PEDRO ALEXANDRE SANCHES
DA REPORTAGEM LOCAL

O mar sempre esteve aí, mas, em MPB, só mesmo depois de Dorival Caymmi é que ele foi se emancipar definitivamente.
Entre marchinhas carnavalescas, boemia, malandragem carioca e crônicas ufanistas, o mar bateu na areia quando se estabeleceu a tensão entre Caymmi e Luiz Gonzaga.
Este, escaldado do sertão, nem ousava falar do mar.
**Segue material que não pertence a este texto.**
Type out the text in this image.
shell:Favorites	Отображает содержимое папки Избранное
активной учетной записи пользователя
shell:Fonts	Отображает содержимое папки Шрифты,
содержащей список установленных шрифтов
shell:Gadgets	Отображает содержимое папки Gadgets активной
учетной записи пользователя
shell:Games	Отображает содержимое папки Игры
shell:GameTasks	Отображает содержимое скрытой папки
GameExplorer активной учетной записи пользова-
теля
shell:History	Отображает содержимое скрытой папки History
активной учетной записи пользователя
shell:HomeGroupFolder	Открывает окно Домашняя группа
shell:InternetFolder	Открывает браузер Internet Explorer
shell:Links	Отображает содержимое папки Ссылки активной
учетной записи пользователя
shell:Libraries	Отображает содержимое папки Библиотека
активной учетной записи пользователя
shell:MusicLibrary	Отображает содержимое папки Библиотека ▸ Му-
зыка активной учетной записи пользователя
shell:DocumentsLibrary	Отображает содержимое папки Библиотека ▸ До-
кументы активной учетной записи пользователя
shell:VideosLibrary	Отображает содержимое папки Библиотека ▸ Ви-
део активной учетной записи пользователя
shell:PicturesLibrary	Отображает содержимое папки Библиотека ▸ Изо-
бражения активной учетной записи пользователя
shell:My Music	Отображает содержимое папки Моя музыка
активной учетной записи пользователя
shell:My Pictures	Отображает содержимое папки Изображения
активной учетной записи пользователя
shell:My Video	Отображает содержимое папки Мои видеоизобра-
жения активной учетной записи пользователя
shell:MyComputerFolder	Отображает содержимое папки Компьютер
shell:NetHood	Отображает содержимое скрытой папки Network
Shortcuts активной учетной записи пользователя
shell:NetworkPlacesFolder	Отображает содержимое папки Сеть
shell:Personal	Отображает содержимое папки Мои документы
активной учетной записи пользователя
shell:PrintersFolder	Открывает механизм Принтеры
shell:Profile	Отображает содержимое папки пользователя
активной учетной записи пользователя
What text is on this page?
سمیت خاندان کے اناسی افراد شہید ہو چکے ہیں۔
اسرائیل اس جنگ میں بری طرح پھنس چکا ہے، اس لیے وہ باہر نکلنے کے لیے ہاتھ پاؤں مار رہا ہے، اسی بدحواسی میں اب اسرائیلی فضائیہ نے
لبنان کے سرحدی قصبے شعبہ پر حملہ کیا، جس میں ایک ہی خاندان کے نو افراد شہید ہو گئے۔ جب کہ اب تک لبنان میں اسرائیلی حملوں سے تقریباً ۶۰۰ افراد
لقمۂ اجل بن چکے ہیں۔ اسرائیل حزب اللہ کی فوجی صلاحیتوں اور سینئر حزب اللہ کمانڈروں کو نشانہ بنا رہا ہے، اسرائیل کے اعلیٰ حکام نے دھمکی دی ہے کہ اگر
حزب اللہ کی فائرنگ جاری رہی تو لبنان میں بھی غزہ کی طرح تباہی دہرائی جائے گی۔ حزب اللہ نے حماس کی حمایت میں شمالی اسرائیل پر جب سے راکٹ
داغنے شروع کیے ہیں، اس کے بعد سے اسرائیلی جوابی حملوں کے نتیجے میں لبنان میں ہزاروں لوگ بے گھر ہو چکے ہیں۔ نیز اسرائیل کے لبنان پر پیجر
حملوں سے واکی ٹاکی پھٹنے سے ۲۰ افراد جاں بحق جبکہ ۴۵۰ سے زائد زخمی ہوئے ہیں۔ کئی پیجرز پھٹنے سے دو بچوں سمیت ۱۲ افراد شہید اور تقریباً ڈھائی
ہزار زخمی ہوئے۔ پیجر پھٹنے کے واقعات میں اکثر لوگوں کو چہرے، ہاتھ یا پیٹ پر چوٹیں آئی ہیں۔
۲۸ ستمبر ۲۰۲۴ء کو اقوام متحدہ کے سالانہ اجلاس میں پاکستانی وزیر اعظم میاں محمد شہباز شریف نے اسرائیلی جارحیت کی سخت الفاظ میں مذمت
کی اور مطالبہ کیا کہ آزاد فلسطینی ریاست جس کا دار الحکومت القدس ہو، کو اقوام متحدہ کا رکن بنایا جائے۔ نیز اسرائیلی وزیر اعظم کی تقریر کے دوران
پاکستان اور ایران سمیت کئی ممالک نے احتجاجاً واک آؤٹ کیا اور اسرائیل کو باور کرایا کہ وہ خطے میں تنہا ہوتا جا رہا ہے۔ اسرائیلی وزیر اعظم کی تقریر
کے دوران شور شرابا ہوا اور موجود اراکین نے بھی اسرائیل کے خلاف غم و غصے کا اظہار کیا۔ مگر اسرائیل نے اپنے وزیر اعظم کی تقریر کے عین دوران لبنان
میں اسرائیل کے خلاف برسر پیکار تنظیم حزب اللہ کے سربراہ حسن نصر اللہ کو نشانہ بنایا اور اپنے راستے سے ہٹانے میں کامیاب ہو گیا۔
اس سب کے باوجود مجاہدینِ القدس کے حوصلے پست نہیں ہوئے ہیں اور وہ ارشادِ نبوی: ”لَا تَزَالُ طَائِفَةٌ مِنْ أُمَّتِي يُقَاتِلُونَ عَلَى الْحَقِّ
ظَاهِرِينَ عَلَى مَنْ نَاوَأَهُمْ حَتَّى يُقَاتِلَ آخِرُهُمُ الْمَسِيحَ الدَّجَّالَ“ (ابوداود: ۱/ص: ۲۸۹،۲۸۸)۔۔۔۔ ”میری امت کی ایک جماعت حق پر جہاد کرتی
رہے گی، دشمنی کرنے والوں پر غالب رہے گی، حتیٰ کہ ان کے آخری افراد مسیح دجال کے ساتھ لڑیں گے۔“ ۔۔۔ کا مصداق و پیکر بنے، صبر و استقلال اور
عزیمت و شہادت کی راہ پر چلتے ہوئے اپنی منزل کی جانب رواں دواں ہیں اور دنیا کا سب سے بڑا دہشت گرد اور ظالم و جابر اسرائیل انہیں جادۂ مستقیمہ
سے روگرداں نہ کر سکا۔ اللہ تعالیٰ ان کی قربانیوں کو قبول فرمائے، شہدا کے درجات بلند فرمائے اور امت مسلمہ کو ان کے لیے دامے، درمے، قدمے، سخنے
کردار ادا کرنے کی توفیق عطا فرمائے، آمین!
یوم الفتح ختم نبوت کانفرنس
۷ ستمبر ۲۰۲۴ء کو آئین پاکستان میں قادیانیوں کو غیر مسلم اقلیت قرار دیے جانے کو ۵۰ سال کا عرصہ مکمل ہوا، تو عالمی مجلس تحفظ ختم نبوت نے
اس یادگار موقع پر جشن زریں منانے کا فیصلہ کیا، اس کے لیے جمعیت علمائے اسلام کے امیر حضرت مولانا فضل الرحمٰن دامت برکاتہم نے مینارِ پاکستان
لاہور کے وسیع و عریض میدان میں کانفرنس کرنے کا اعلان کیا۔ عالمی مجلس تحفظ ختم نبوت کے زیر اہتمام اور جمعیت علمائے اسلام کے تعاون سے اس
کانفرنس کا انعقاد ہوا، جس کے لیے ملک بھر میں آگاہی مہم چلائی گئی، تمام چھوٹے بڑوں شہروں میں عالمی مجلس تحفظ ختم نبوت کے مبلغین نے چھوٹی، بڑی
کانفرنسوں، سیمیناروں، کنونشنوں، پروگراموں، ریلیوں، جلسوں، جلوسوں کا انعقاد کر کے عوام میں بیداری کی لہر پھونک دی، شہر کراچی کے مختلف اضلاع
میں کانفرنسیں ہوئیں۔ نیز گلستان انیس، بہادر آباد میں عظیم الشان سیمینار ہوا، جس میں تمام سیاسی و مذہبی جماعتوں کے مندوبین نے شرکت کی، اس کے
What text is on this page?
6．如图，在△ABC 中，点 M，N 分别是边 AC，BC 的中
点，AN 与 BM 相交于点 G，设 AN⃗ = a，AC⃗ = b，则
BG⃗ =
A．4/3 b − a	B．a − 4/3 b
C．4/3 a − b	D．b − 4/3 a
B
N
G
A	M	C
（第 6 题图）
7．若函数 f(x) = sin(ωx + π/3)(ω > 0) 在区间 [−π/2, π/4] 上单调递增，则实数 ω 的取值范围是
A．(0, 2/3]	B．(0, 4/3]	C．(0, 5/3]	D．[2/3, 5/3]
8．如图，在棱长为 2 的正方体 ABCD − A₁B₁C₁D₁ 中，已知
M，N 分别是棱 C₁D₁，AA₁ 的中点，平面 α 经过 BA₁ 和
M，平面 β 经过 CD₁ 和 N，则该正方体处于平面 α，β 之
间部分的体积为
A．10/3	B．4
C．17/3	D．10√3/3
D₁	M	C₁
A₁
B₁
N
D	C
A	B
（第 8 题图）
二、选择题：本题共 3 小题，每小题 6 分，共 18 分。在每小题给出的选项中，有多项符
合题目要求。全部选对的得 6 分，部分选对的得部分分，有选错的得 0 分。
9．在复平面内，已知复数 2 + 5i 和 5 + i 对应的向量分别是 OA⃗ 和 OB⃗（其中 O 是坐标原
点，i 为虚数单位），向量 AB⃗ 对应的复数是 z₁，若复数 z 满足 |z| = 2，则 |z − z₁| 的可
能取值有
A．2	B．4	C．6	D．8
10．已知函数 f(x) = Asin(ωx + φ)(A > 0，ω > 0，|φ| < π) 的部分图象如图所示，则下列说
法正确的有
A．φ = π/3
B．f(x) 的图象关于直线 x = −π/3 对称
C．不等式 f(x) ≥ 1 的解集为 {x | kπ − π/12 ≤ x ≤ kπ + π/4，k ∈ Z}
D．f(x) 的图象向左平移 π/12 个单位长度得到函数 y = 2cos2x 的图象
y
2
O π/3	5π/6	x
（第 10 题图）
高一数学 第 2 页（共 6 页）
A falta de água é que dominava seus forrós secos; quando a água vinha, nem chegava ao oceano.
Aquele, na praia baiana, encheu a música de areia e água salgada, em tons que iam da loa ("O Mar", "Coqueiro de Itapoã") à crônica contundente ("Noite de Temporal", "A Jangada Voltou Só").
Mais que depressa, os bossanovistas tomaram para si o mar como parquinho de lazer.
O barquinho ia, a tardinha caía, a garota de Ipanema deslizava suas curvas no beira-mar.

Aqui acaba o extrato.